Other local companies, such as virtual-reality startup Magic Leap, are expanding as well and are drawing more people to Fort Lauderdale. The population was 180,133 in 2016, but is forecast to grow to 194,063 by 2021, according to the Greater Fort Lauderdale Alliance.
Even with rising home prices, “Fort Lauderdale is a bargain compared to Miami Beach,” says Craig Studnicky, co-founder of Aventura, Fla.-based ISG World, a real-estate sales and marketing firm. “The price per square foot for a new condominium in Miami Beach is roughly three times more than for a new condominium on Fort Lauderdale Beach.”
Developers are also touting the price differential. “When you look at what prices are half an hour south of Fort Lauderdale, in Bal Harbour and Surfside, Fort Lauderdale is a great bargain,” says Carlos Rosso, president of the condominium development division at the Related Group in Miami.

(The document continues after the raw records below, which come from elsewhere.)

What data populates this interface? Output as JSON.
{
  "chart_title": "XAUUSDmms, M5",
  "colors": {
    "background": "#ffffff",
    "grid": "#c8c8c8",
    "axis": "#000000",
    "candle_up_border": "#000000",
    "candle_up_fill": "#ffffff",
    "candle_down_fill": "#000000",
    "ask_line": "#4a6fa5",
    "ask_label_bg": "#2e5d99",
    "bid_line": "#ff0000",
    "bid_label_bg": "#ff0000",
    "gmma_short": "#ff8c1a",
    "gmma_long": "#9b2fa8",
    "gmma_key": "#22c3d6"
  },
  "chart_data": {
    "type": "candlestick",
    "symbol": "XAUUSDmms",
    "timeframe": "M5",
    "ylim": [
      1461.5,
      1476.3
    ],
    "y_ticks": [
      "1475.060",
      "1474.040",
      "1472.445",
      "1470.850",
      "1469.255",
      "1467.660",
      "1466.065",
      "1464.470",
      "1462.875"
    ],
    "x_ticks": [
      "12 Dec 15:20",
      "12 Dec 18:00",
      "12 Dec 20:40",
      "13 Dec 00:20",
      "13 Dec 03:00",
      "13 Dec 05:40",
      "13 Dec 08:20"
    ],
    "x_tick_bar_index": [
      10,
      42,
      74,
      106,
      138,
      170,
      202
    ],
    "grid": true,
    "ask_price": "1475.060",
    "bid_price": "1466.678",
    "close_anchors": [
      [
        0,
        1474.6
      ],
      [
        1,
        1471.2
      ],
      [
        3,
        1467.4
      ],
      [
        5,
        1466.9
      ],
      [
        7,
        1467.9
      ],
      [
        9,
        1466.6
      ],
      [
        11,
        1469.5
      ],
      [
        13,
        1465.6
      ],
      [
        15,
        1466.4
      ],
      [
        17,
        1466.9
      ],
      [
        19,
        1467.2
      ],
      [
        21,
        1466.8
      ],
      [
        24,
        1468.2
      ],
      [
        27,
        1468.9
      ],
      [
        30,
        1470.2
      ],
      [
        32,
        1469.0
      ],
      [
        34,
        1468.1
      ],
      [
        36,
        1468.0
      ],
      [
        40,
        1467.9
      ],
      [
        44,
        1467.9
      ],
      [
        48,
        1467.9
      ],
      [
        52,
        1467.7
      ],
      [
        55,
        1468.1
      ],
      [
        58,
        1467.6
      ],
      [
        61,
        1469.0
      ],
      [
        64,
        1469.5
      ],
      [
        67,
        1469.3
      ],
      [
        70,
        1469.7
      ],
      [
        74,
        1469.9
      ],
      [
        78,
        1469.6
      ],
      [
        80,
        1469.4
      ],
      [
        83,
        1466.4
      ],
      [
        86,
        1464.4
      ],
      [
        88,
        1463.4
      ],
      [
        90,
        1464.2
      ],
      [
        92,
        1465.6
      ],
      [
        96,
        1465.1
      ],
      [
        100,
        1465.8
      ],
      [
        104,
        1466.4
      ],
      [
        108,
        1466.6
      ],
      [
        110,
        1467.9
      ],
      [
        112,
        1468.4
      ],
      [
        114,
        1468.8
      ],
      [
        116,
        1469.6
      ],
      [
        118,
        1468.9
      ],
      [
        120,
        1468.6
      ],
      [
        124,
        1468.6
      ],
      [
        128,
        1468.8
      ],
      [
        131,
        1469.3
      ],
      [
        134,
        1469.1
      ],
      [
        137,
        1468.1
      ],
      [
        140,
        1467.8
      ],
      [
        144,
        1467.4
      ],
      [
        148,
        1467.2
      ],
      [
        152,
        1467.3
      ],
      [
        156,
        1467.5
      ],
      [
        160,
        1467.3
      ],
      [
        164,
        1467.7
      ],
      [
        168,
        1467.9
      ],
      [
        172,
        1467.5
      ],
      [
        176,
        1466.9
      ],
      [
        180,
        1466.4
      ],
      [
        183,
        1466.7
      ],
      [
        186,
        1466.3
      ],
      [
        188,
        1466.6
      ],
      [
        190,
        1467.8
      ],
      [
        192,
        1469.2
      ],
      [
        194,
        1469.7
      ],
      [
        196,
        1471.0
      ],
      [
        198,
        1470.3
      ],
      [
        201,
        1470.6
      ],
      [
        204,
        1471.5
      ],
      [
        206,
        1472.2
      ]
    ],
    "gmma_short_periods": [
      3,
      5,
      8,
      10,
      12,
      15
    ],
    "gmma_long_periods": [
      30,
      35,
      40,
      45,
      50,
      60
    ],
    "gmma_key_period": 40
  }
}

Fort Lauderdale has its challenges as well. Florida was hit hard by the recession, and some areas are still struggling to recover. According to data firm CoreLogic, 12.6% of all residential properties with a mortgage were in negative equity, or “underwater,” in the greater Fort Lauderdale metropolitan area in the fourth quarter of 2016. Traffic in many parts of the city can be brutal, especially during peak season and spring break. The threat of hurricanes means average homeowners-insurance premiums in Florida are the highest in the nation, according to the Insurance Information Institute.

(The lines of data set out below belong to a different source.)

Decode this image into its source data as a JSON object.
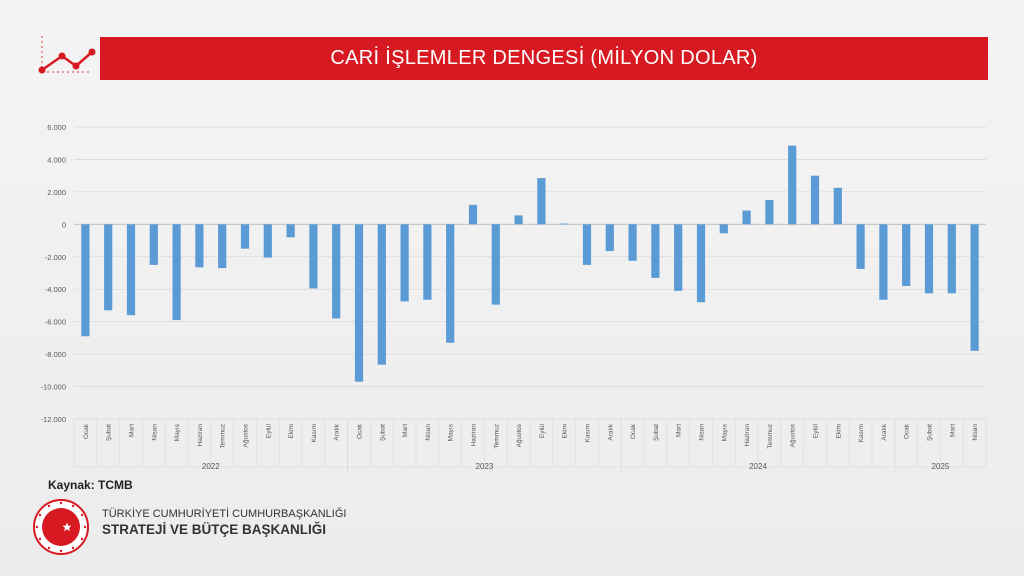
{
  "header": {
    "title": "CARİ İŞLEMLER DENGESİ (MİLYON DOLAR)"
  },
  "footer": {
    "source": "Kaynak: TCMB",
    "org_line1": "TÜRKİYE CUMHURİYETİ CUMHURBAŞKANLIĞI",
    "org_line2": "STRATEJİ VE BÜTÇE BAŞKANLIĞI",
    "seal_text": "T.C. CUMHURBAŞKANLIĞI STRATEJİ VE BÜTÇE BAŞKANLIĞI"
  },
  "colors": {
    "bar": "#5b9bd5",
    "title_bar": "#d71a21",
    "grid": "#d9d9d9",
    "axis_text": "#595959"
  },
  "chart_data": {
    "type": "bar",
    "title": "CARİ İŞLEMLER DENGESİ (MİLYON DOLAR)",
    "xlabel": "",
    "ylabel": "",
    "ylim": [
      -12000,
      6000
    ],
    "yticks": [
      6000,
      4000,
      2000,
      0,
      -2000,
      -4000,
      -6000,
      -8000,
      -10000,
      -12000
    ],
    "ytick_labels": [
      "6.000",
      "4.000",
      "2.000",
      "0",
      "-2.000",
      "-4.000",
      "-6.000",
      "-8.000",
      "-10.000",
      "-12.000"
    ],
    "grid": true,
    "legend": "none",
    "groups": [
      {
        "label": "2022",
        "categories": [
          "Ocak",
          "Şubat",
          "Mart",
          "Nisan",
          "Mayıs",
          "Haziran",
          "Temmuz",
          "Ağustos",
          "Eylül",
          "Ekim",
          "Kasım",
          "Aralık"
        ],
        "values": [
          -6900,
          -5300,
          -5600,
          -2500,
          -5900,
          -2650,
          -2700,
          -1500,
          -2050,
          -800,
          -3950,
          -5800
        ]
      },
      {
        "label": "2023",
        "categories": [
          "Ocak",
          "Şubat",
          "Mart",
          "Nisan",
          "Mayıs",
          "Haziran",
          "Temmuz",
          "Ağustos",
          "Eylül",
          "Ekim",
          "Kasım",
          "Aralık"
        ],
        "values": [
          -9700,
          -8650,
          -4750,
          -4650,
          -7300,
          1200,
          -4950,
          550,
          2850,
          50,
          -2500,
          -1650
        ]
      },
      {
        "label": "2024",
        "categories": [
          "Ocak",
          "Şubat",
          "Mart",
          "Nisan",
          "Mayıs",
          "Haziran",
          "Temmuz",
          "Ağustos",
          "Eylül",
          "Ekim",
          "Kasım",
          "Aralık"
        ],
        "values": [
          -2250,
          -3300,
          -4100,
          -4800,
          -550,
          850,
          1500,
          4850,
          3000,
          2250,
          -2750,
          -4650
        ]
      },
      {
        "label": "2025",
        "categories": [
          "Ocak",
          "Şubat",
          "Mart",
          "Nisan"
        ],
        "values": [
          -3800,
          -4250,
          -4250,
          -7800
        ]
      }
    ]
  }
}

The lack of mass transit and increasing road congestion are common complaints. The new Brightline express train service connecting Miami, Fort Lauderdale and West Palm Beach will launch this summer, with service to Orlando following in several years. Ridership is estimated to reach up to 3 million passengers a year after Brightline’s first full year in operation.

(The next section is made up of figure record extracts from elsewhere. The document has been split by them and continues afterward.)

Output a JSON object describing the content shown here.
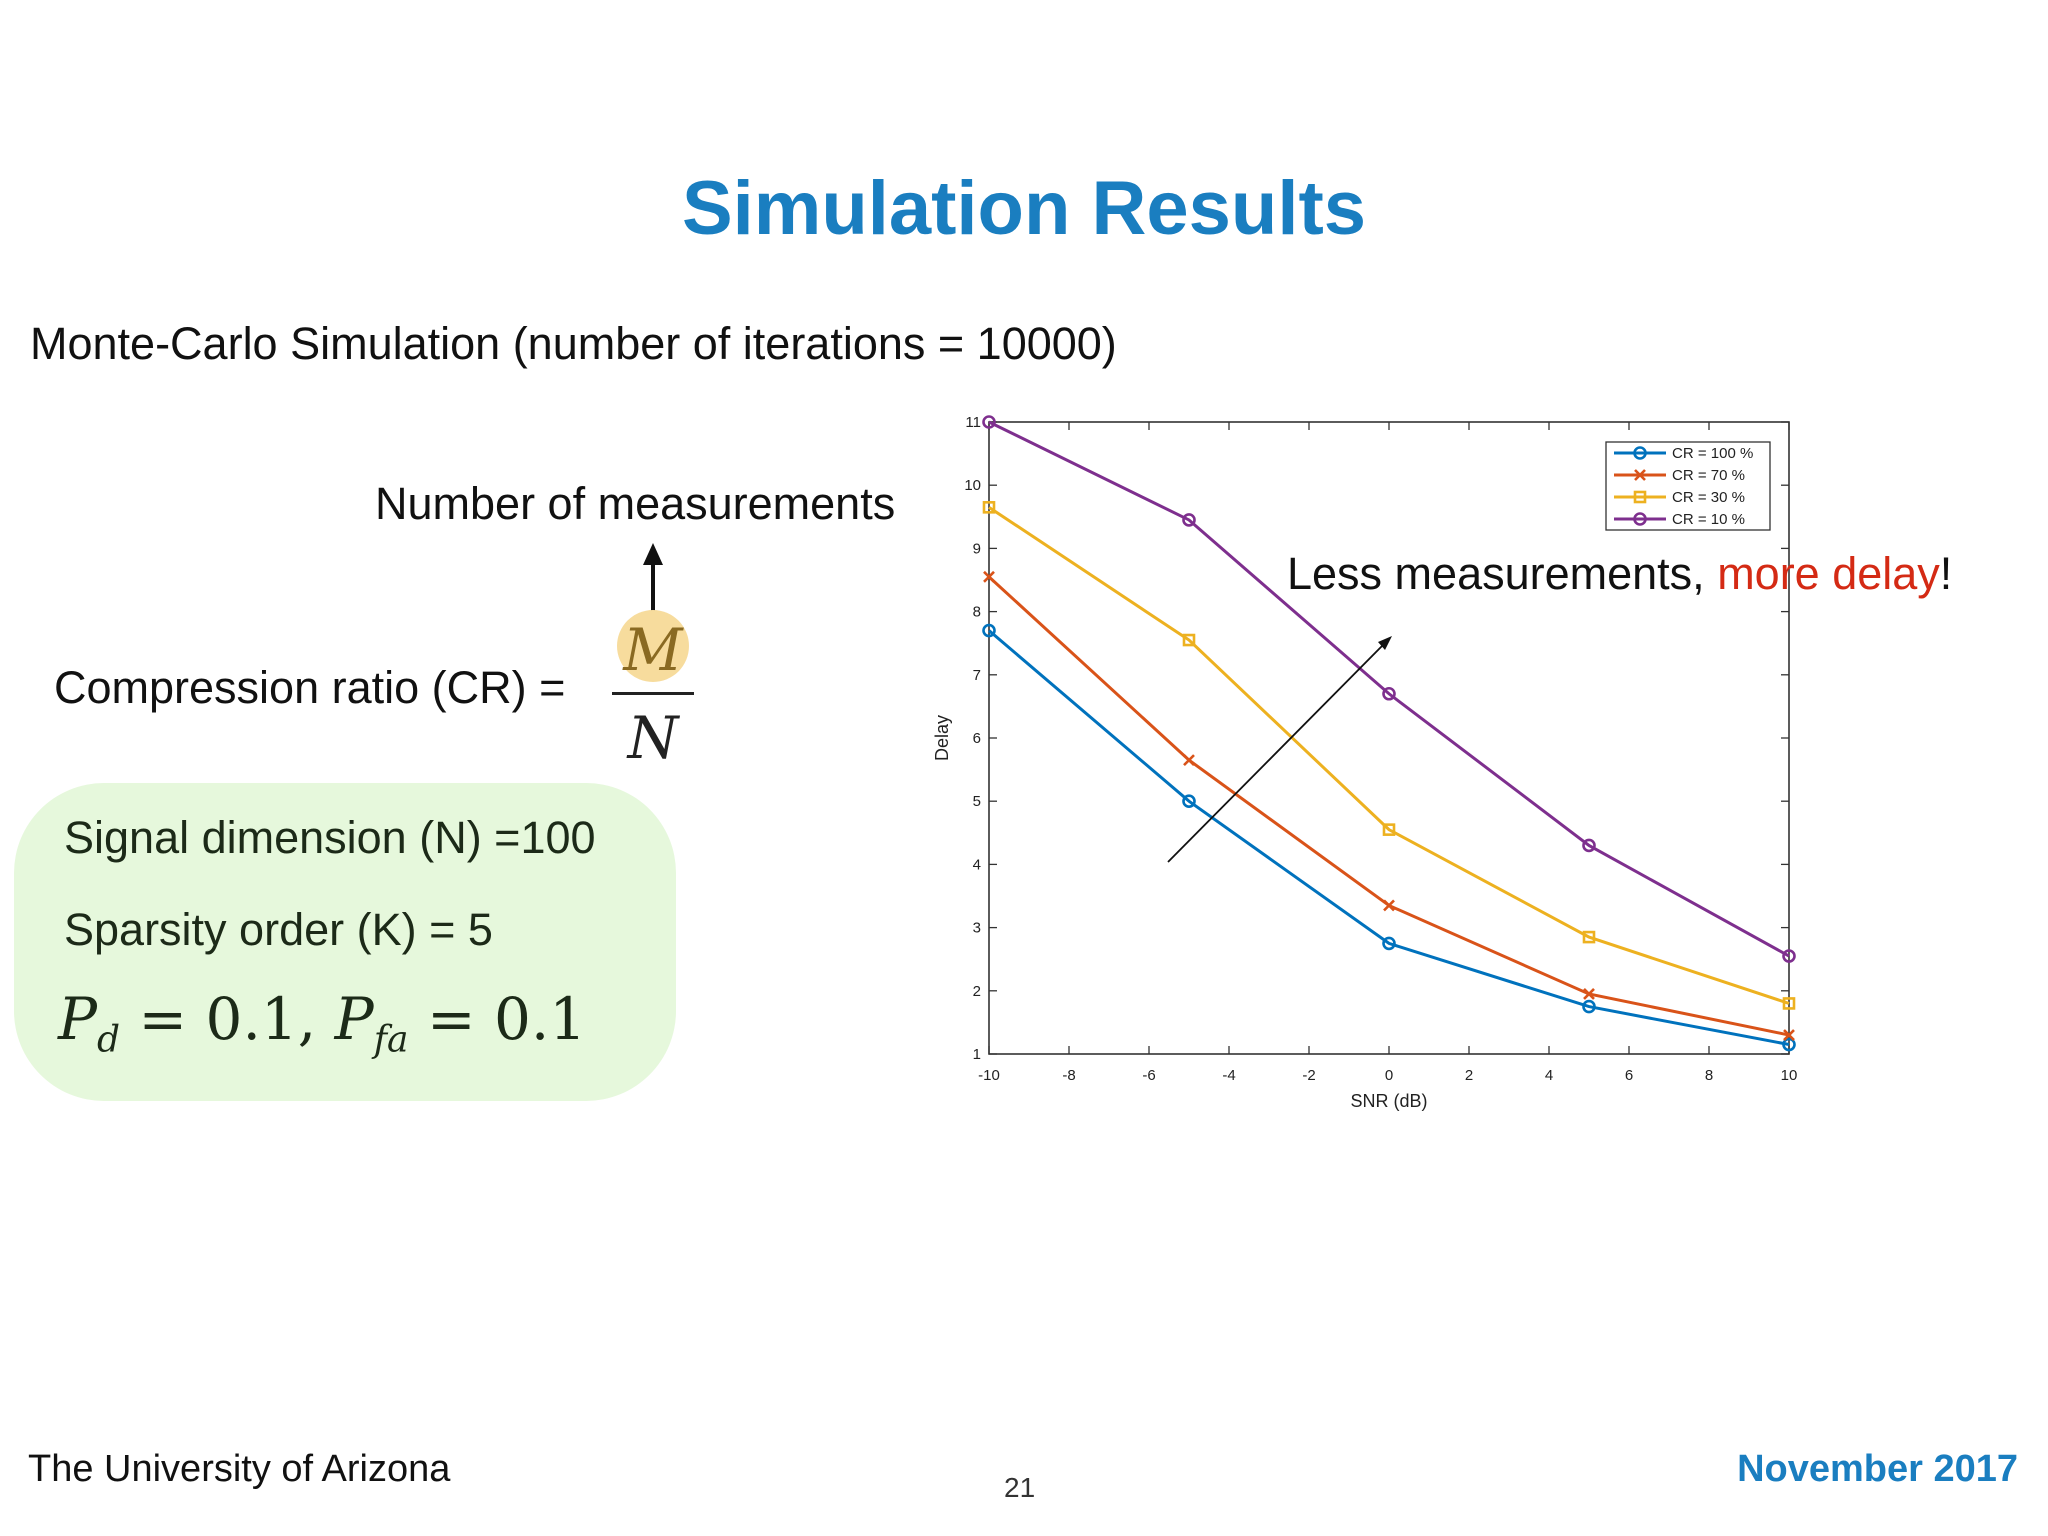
{
  "slide": {
    "title": "Simulation Results",
    "subtitle": "Monte-Carlo Simulation (number of iterations = 10000)",
    "measurements_label": "Number of measurements",
    "cr_label": "Compression ratio (CR) =",
    "fraction": {
      "numerator": "M",
      "denominator": "N"
    },
    "params": {
      "signal_dimension": "Signal dimension (N) =100",
      "sparsity": "Sparsity order (K) = 5",
      "pd_symbol": "P",
      "pd_sub": "d",
      "pd_value": "= 0.1,",
      "pfa_symbol": "P",
      "pfa_sub": "fa",
      "pfa_value": "= 0.1"
    },
    "callout": {
      "text_before": "Less measurements, ",
      "text_red": "more delay",
      "text_after": "!"
    },
    "footer": {
      "left": "The University of Arizona",
      "page": "21",
      "right": "November 2017"
    }
  },
  "colors": {
    "title": "#1a7ec0",
    "highlight_red": "#d42a14",
    "green_box": "#e6f8dc",
    "m_highlight": "#f7dc9d"
  },
  "chart_data": {
    "type": "line",
    "xlabel": "SNR (dB)",
    "ylabel": "Delay",
    "xlim": [
      -10,
      10
    ],
    "ylim": [
      1,
      11
    ],
    "xticks": [
      -10,
      -8,
      -6,
      -4,
      -2,
      0,
      2,
      4,
      6,
      8,
      10
    ],
    "yticks": [
      1,
      2,
      3,
      4,
      5,
      6,
      7,
      8,
      9,
      10,
      11
    ],
    "grid": false,
    "legend_position": "top-right",
    "x": [
      -10,
      -5,
      0,
      5,
      10
    ],
    "series": [
      {
        "name": "CR = 100 %",
        "color": "#0072bd",
        "marker": "circle",
        "values": [
          7.7,
          5.0,
          2.75,
          1.75,
          1.15
        ]
      },
      {
        "name": "CR = 70 %",
        "color": "#d95319",
        "marker": "x",
        "values": [
          8.55,
          5.65,
          3.35,
          1.95,
          1.3
        ]
      },
      {
        "name": "CR = 30 %",
        "color": "#edb120",
        "marker": "square",
        "values": [
          9.65,
          7.55,
          4.55,
          2.85,
          1.8
        ]
      },
      {
        "name": "CR = 10 %",
        "color": "#7e2f8e",
        "marker": "circle",
        "values": [
          11.0,
          9.45,
          6.7,
          4.3,
          2.55
        ]
      }
    ]
  }
}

Auberge Beach Residences & Spa, a 171-unit condominium on the beach in Fort Lauderdale, has nearly sold out the project’s North Tower and half of the South Tower. Prices range from $1.5 million to $9.8 million. The buildings, developed by Fairwinds Group, the Related Group and Fortune International Group, are scheduled to open at the end of 2017 and mid-2018. Related says a 4,300-square-foot penthouse is under contract for $1,632 a square foot.
However, another Auberge-branded project by Related Group, in Miami, has been put on hold, Mr. Rosso says, although the sales office remains open to take reservations. In terms of new construction, “we understand that Miami has a lot of problems, and we’re waiting for some of the product there to close and be off the market before we push hard on that project,” he says.
Another project in the works is the Four Seasons Private Residences Fort Lauderdale, under development by Fort Partners. Condominium prices here range from $1 million to $15 million. According to Dan Teixeira of Douglas Elliman, director of sales for the Four Seasons, units have sold at prices exceeding $2,000 a square foot.
Meanwhile, Mr. Studnicky says he has seen developers cut prices at some new condominiums in Miami-Dade County because of slowing sales due to the strength of the U.S. dollar, which makes real estate more expensive for foreign buyers. Some developers are discounting as much as 20%, he says.
Some home buyers just prefer the livelier lifestyle of Miami to that of Fort Lauderdale, particularly foreign buyers from major cities who are accustomed to late dining and nightlife.
“Trying to get somebody who is more comfortable living in Miami to go to Fort Lauderdale is extremely challenging,” says Peter Zalewski, a Miami-based real-estate consultant with CraneSpotters.com. “You can grab dinner in Dade late at night, but when I’m in Fort Lauderdale, I’m challenged to eat after 10 p.m.”